Покачиваясь и держась за стол, бургомистр поднялся и прошел куда-то в угол. Послышался звон стекла и бульканье, затем он вернулся с прозрачным стаканом в одной руке и бутылью в другой. Под молчаливые взгляды он залпом осушил вначале стакан, затем припал к горлышку и стал шумно пить.
- Бургомистр, обожжешь… - проговорил кто-то, видимо пытаясь его неумело успокоить, - виски же…
Но бургомистр пил, словно в бутыли вода и он не чувствует жгучей горечи, которая опаляет его глотку. Спустя минуту глава поставил бутыль на стол, и по его лицу Эмили с холодком поняла – бургомистр трезв, как самый чистый горный хрусталь.
- Мне нужно ей сказать… - прохрипел он, поскольку горло все-таки пострадало от крепкого напитка. – Позовите слугу. Кто-нибудь, демон вас дери, позовите слугу… Ребекка не вынесет, моя жена не вынесет… Помогите нам боги…
В зале зашелестело. А через секунду Эмили больно приложили дверью в лоб. Она отлетела, ухватившись за ушибленной место, а в проходе появился бородатый мужчина.
Он строго посмотрел на нее и проговорил:
- Ты чего тут делаешь?
- Жду дядю, - испуганно ответила Эмили. – Я племянница Рохарда.
Бородач кивнул как-то понимающе, а потом крикнул в коридор:
- Слуга! Сюда быстро!
Слуга возник из неоткуда, словно отлип от стены и вышел из тени. Он споро подбежал к бородачу, успев одарить Эмили, которая всё ещё сидит на полу, недовольным взглядом.

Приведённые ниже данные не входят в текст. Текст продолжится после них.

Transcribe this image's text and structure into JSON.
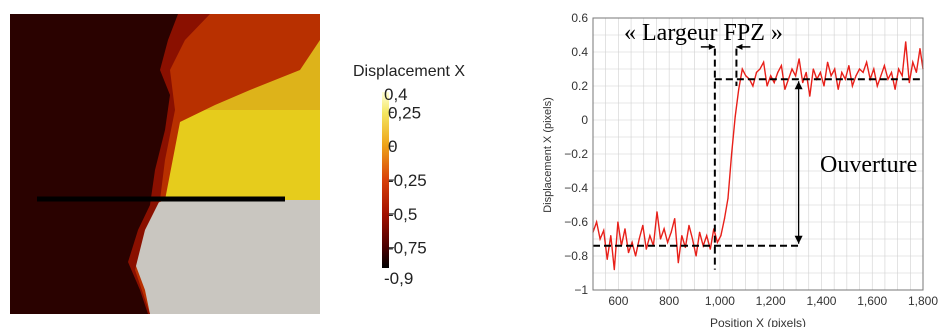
{
  "colors": {
    "line": "#e8201a",
    "dashed": "#000000",
    "grid": "#d0d0d0",
    "field_dark": "#250000",
    "field_red": "#c42000",
    "field_yellow": "#e8d416",
    "field_grey": "#c9c6c0"
  },
  "colorbar": {
    "title": "Displacement X",
    "max_label": "0,4",
    "min_label": "-0,9",
    "tick_labels": [
      "0,25",
      "0",
      "-0,25",
      "-0,5",
      "-0,75"
    ],
    "tick_values": [
      0.25,
      0,
      -0.25,
      -0.5,
      -0.75
    ],
    "range": [
      -0.9,
      0.4
    ]
  },
  "annotations": {
    "width": "« Largeur FPZ »",
    "opening": "Ouverture"
  },
  "chart_data": {
    "type": "line",
    "title": "",
    "xlabel": "Position X (pixels)",
    "ylabel": "Displacement X (pixels)",
    "xlim": [
      500,
      1800
    ],
    "ylim": [
      -1,
      0.6
    ],
    "grid": true,
    "x_ticks": [
      600,
      800,
      1000,
      1200,
      1400,
      1600,
      1800
    ],
    "x_tick_labels": [
      "600",
      "800",
      "1,000",
      "1,200",
      "1,400",
      "1,600",
      "1,800"
    ],
    "y_ticks": [
      -1,
      -0.8,
      -0.6,
      -0.4,
      -0.2,
      0,
      0.2,
      0.4,
      0.6
    ],
    "y_tick_labels": [
      "−1",
      "−0.8",
      "−0.6",
      "−0.4",
      "−0.2",
      "0",
      "0.2",
      "0.4",
      "0.6"
    ],
    "x": [
      500,
      514,
      528,
      542,
      556,
      570,
      584,
      598,
      612,
      626,
      640,
      654,
      668,
      682,
      696,
      710,
      724,
      738,
      752,
      766,
      780,
      794,
      808,
      822,
      836,
      850,
      864,
      878,
      892,
      906,
      920,
      934,
      948,
      962,
      976,
      990,
      1004,
      1018,
      1032,
      1046,
      1060,
      1074,
      1088,
      1102,
      1116,
      1130,
      1144,
      1158,
      1172,
      1186,
      1200,
      1214,
      1228,
      1242,
      1256,
      1270,
      1284,
      1298,
      1312,
      1326,
      1340,
      1354,
      1368,
      1382,
      1396,
      1410,
      1424,
      1438,
      1452,
      1466,
      1480,
      1494,
      1508,
      1522,
      1536,
      1550,
      1564,
      1578,
      1592,
      1606,
      1620,
      1634,
      1648,
      1662,
      1676,
      1690,
      1704,
      1718,
      1732,
      1746,
      1760,
      1774,
      1788,
      1800
    ],
    "y": [
      -0.66,
      -0.6,
      -0.7,
      -0.65,
      -0.82,
      -0.68,
      -0.88,
      -0.6,
      -0.74,
      -0.64,
      -0.78,
      -0.72,
      -0.8,
      -0.7,
      -0.62,
      -0.76,
      -0.68,
      -0.74,
      -0.54,
      -0.7,
      -0.64,
      -0.72,
      -0.66,
      -0.58,
      -0.84,
      -0.68,
      -0.75,
      -0.62,
      -0.7,
      -0.8,
      -0.66,
      -0.74,
      -0.68,
      -0.76,
      -0.64,
      -0.72,
      -0.68,
      -0.58,
      -0.46,
      -0.2,
      0.02,
      0.18,
      0.3,
      0.26,
      0.24,
      0.2,
      0.28,
      0.3,
      0.34,
      0.2,
      0.26,
      0.22,
      0.28,
      0.32,
      0.18,
      0.24,
      0.3,
      0.26,
      0.36,
      0.22,
      0.28,
      0.14,
      0.3,
      0.24,
      0.28,
      0.2,
      0.34,
      0.26,
      0.3,
      0.18,
      0.28,
      0.24,
      0.32,
      0.2,
      0.26,
      0.3,
      0.28,
      0.34,
      0.24,
      0.3,
      0.2,
      0.26,
      0.32,
      0.24,
      0.28,
      0.18,
      0.3,
      0.26,
      0.46,
      0.22,
      0.34,
      0.28,
      0.42,
      0.3
    ]
  }
}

- Да господин, я здесь господин, - быстро отчеканил слуга.
- К бургомистру, - коротко приказал бородач, пропуская его в дверь.
Тот скользнул ужом, и дверь на этот раз закрылась плотнее. Поднявшись, Эмили снова потрогала лоб и, удостоверившись, что шишки не будет, вновь наклонилась к двери. К ее большому сожалению, теперь слов было не разобрать. Она лишь поняла, что бургомистр отдает какие-то распоряжения.
Когда слуга вышел и удалился, Эмили полагала, что мужчины тоже сейчас повалял толпой из зала. Но внутри было тревожно и тихо. Она даже представлять не хотела, что испытывали люди за этой дверью. И ещё больше не хотела знать ощущений бургомистра. Отдать единственную дочь в жертву ради спасения города – страшный и великой поступок. Но его величие не умаляет трагедии, которая обрушилась на их дом.
Эмили передернуло. С Орелией у нее никогда не складывались отношения. Впрочем, с Эмили вообще мало кто соглашался общаться, считая её слишком странной. Девушка, которая собирает по лесам травы, простоволосая, да к тому же когда эти волосы пламенно-рыжего цвета у большинства вызывали опасение.
Орелия не была исключением. К тому же в числе прочих, вешалась на шею Рикки. Но даже для неё такая участь слишком страшна.
В коридоре послышались шаги, Эмили вгляделась в темноту. Через несколько секунд на освещенную факелами дорожку в сопровождении все того же чопорного слуги вышла Орелия.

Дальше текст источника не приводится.